1. Understand risk exposures in real time
Terri Troy does her best work when she’s 100 percent focused on the matter at hand, so for the Halifax Regional Municipality Pension Plan (HRMPP), she is arguably doing her best work. “I lead a single-purpose organization,” says the CEO and CIO. “I deal with pension-plan matters all day long.” Troy says risk management is at the core of managing a pension plan, and in order to implement a successful risk-management platform, she and her team needed to understand risk exposures in real time.
“Because of significant volatility in the market, there is the need for a strong risk-management platform,” she explains. “Risk exposures are not static. They change all the time. Through automation of data, we can at any time know our asset mix, whether we are in compliance with our overall investment policies, and whether our investment managers are compliant with the investment constraints we have given them.”
This also means that Troy can be made aware of any sector, geographic, currency, credit, and interest-rate exposure in real time.
2. Program tests to improve analysis
Because risk isn’t always something you can predict, stress-test scenarios are incredibly helpful. They enable Troy to see the impact on HRMPP’s portfolio if, for example, interest rates were to rise or oil were at $40 a barrel.
“There really wasn’t a previous system per se,” Troy says. “Asset-allocation studies were done periodically, and risk management was based on long-term strategic-asset diversification and assumptions about how each asset class would perform. This still occurs, but we’ve added a much-needed interim measurement capability in order to understand our risk exposures at all times.
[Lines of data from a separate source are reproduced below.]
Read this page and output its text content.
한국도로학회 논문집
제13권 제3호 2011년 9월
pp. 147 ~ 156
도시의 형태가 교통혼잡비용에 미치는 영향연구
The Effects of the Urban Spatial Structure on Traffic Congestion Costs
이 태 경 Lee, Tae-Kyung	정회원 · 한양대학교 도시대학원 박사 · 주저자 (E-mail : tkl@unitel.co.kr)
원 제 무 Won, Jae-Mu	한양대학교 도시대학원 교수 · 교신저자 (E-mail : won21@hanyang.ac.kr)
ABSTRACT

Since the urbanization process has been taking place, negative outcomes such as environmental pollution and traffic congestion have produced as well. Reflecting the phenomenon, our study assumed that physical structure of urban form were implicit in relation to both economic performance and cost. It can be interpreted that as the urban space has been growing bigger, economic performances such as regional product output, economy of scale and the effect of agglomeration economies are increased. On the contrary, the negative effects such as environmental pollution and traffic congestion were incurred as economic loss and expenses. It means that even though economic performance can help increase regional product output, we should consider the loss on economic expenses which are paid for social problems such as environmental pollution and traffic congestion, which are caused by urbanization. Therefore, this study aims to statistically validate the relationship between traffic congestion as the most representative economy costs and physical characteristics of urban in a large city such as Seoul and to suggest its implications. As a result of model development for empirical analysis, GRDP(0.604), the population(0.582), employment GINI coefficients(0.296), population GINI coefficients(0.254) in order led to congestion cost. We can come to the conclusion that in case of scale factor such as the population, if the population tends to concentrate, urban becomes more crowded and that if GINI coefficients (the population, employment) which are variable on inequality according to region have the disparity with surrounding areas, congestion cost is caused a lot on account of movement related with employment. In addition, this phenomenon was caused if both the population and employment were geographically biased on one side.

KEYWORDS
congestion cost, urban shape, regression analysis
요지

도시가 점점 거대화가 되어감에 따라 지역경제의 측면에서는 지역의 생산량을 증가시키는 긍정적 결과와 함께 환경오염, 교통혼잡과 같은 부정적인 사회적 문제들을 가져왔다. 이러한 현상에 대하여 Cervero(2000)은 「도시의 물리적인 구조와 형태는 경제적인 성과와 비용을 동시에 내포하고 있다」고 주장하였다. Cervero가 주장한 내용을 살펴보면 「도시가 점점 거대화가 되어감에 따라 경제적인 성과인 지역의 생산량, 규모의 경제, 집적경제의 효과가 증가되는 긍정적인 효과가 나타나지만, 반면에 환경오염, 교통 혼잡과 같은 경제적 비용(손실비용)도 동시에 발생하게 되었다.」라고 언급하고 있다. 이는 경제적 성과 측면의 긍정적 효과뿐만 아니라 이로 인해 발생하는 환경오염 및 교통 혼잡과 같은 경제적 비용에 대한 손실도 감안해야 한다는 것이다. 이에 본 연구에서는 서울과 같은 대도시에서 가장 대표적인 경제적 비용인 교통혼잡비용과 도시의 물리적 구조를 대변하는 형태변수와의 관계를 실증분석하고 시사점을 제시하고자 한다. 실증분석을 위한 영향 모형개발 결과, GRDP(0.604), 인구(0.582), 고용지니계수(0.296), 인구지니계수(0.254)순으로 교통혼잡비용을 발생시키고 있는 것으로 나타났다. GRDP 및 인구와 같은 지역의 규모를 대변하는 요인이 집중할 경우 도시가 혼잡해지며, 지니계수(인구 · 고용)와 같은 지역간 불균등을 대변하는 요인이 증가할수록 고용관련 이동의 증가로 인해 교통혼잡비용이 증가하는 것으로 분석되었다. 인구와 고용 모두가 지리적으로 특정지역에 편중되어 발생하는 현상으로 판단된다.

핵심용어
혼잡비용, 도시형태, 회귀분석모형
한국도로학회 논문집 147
This allows us to rebalance more frequently if required, and it helps us decide on future investments.”
3. Evaluate surplus at risk
A main component of HRMPP’s system is its evaluation of its own surplus at risk. Because the organization’s entire portfolio is accessible in real time, Troy and her team can evaluate how both their assets and liabilities react to any given macroevent based on various assumptions. If they find they are overexposed to a certain event, the asset allocation can be adjusted to be better prepared. “Success is driven by our ability to earn attractive, risk-adjusted returns … while not exceeding our surplus-at-risk targets,” Troy says. “If we didn’t monitor risk exposures frequently, we would be operating without knowing and understanding changes in our risk exposures. We have moved to a more proactive risk-management system versus a reactive one. Also, real-time access allows us to monitor information, including risk positions, whenever we want. For example, we don’t have to wait for monthly reports from a third-party provider. This allows us to be aware of any changes in risk positions early, which allows us to make changes in our investments earlier than if we had to wait for end-of-period reporting.”
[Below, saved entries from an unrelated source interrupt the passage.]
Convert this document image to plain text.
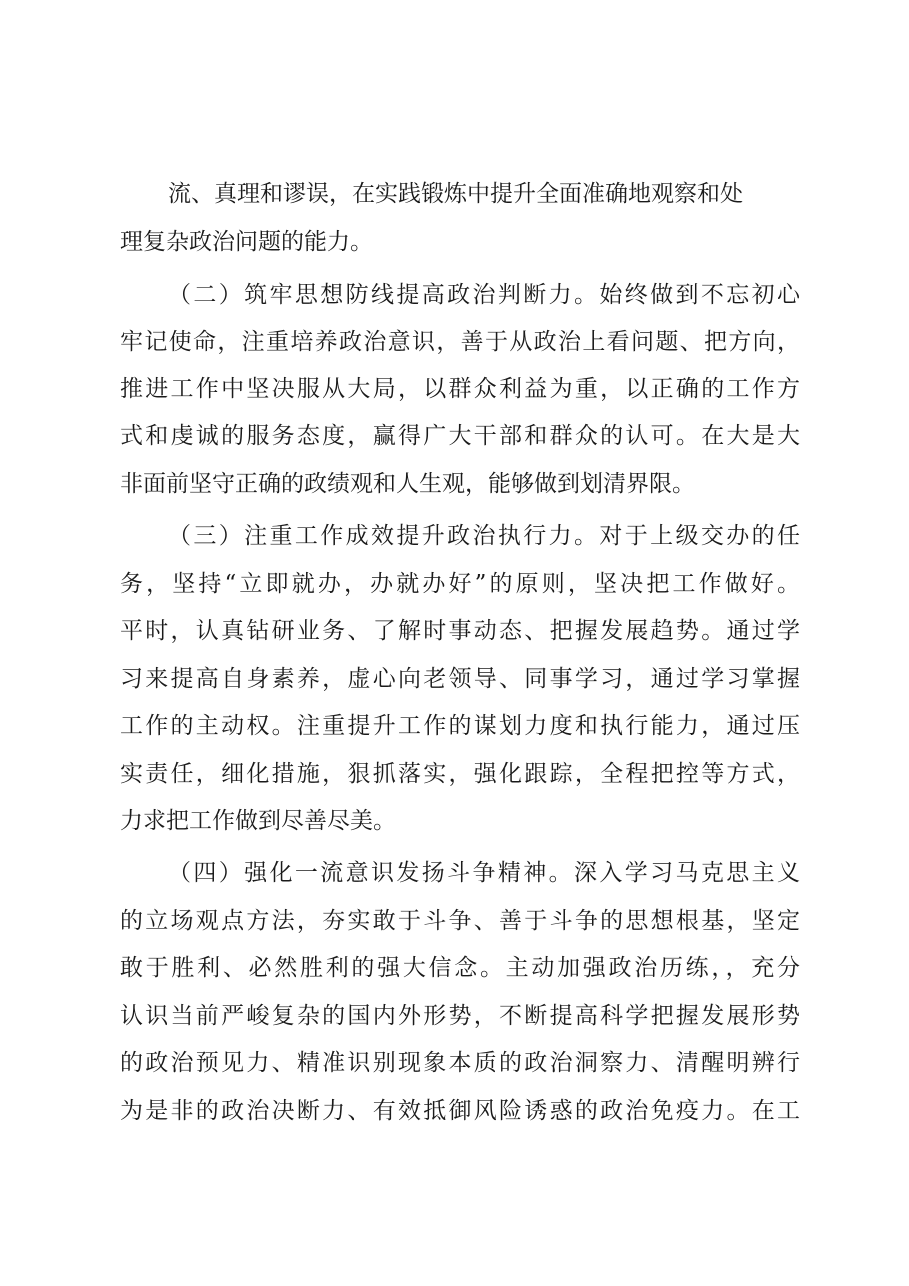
流、真理和谬误，在实践锻炼中提升全面准确地观察和处
理复杂政治问题的能力。
（二）筑牢思想防线提高政治判断力。始终做到不忘初心
牢记使命，注重培养政治意识，善于从政治上看问题、把方向，
推进工作中坚决服从大局，以群众利益为重，以正确的工作方
式和虔诚的服务态度，赢得广大干部和群众的认可。在大是大
非面前坚守正确的政绩观和人生观，能够做到划清界限。
（三）注重工作成效提升政治执行力。对于上级交办的任
务，坚持“立即就办，办就办好”的原则，坚决把工作做好。
平时，认真钻研业务、了解时事动态、把握发展趋势。通过学
习来提高自身素养，虚心向老领导、同事学习，通过学习掌握
工作的主动权。注重提升工作的谋划力度和执行能力，通过压
实责任，细化措施，狠抓落实，强化跟踪，全程把控等方式，
力求把工作做到尽善尽美。
（四）强化一流意识发扬斗争精神。深入学习马克思主义
的立场观点方法，夯实敢于斗争、善于斗争的思想根基，坚定
敢于胜利、必然胜利的强大信念。主动加强政治历练，，充分
认识当前严峻复杂的国内外形势，不断提高科学把握发展形势
的政治预见力、精准识别现象本质的政治洞察力、清醒明辨行
为是非的政治决断力、有效抵御风险诱惑的政治免疫力。在工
4. Create a separate pension office
HRMPP’s committee felt strongly that the pension office should be a distinct entity differentiated from the overall Halifax Regional Municipality (HRM) organization, the idea being that those charged with managing the pension plan could then devote 100 percent of their time to the endeavour. Troy reports to the pension-plan committee because if she reported to one particular stakeholder—for example, HRM’s management or a certain union—the other stakeholders might question her motivations. With the pension office operating as a separate entity, Troy is totally aligned with doing the best thing for the pension committee and all plan members at all times.
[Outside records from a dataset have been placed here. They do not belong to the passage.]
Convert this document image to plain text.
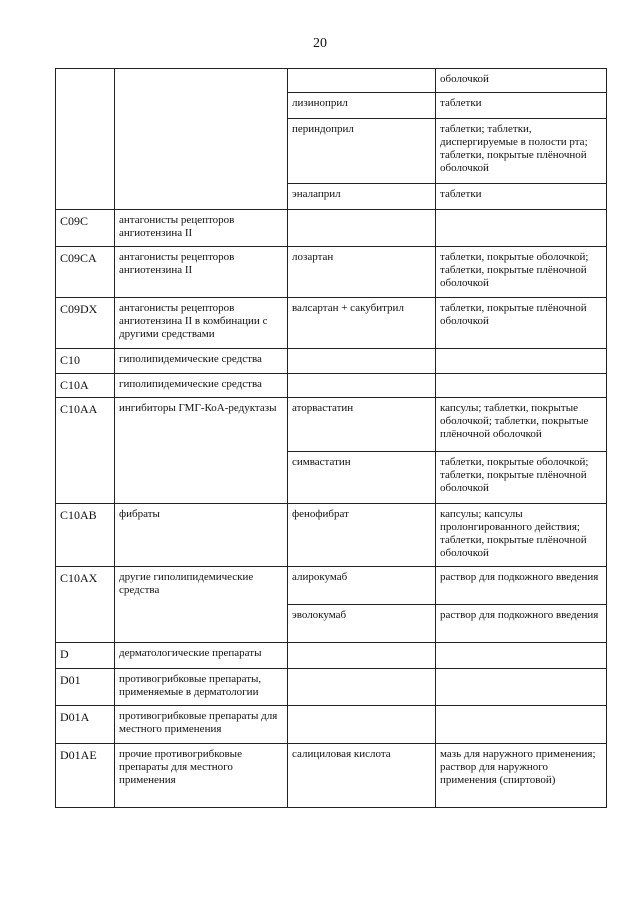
20
			оболочкой
		лизиноприл	таблетки
		периндоприл	таблетки; таблетки, диспергируемые в полости рта; таблетки, покрытые плёночной оболочкой
		эналаприл	таблетки
C09C	антагонисты рецепторов ангиотензина II		
C09CA	антагонисты рецепторов ангиотензина II	лозартан	таблетки, покрытые оболочкой; таблетки, покрытые плёночной оболочкой
C09DX	антагонисты рецепторов ангиотензина II в комбинации с другими средствами	валсартан + сакубитрил	таблетки, покрытые плёночной оболочкой
C10	гиполипидемические средства		
C10A	гиполипидемические средства		
C10AA	ингибиторы ГМГ-КоА-редуктазы	аторвастатин	капсулы; таблетки, покрытые оболочкой; таблетки, покрытые плёночной оболочкой
		симвастатин	таблетки, покрытые оболочкой; таблетки, покрытые плёночной оболочкой
C10AB	фибраты	фенофибрат	капсулы; капсулы пролонгированного действия; таблетки, покрытые плёночной оболочкой
C10AX	другие гиполипидемические средства	алирокумаб	раствор для подкожного введения
		эволокумаб	раствор для подкожного введения
D	дерматологические препараты		
D01	противогрибковые препараты, применяемые в дерматологии		
D01A	противогрибковые препараты для местного применения		
D01AE	прочие противогрибковые препараты для местного применения	салициловая кислота	мазь для наружного применения; раствор для наружного применения (спиртовой)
5. Develop a solid governance model
Troy says the benefits of the pension office are really a result of the strong governance model that the pension committee put in place, allowing the CEO to manage risk in real time within approved limits. “This has allowed me to take advantage of extreme dislocations in the market to improve our investment returns without going back to the pension committee each time,” Troy says.
Because of the separate pension office, in 2009, when credit spreads were extremely wide, Troy and her team were able to tactically invest 10 percent of HRMPP’s assets in investment-grade credit. In 2012, the organization’s allocation to private investment was 20 percent of its overall fund, and it also earned approximately 20 percent on its private-investment portfolio.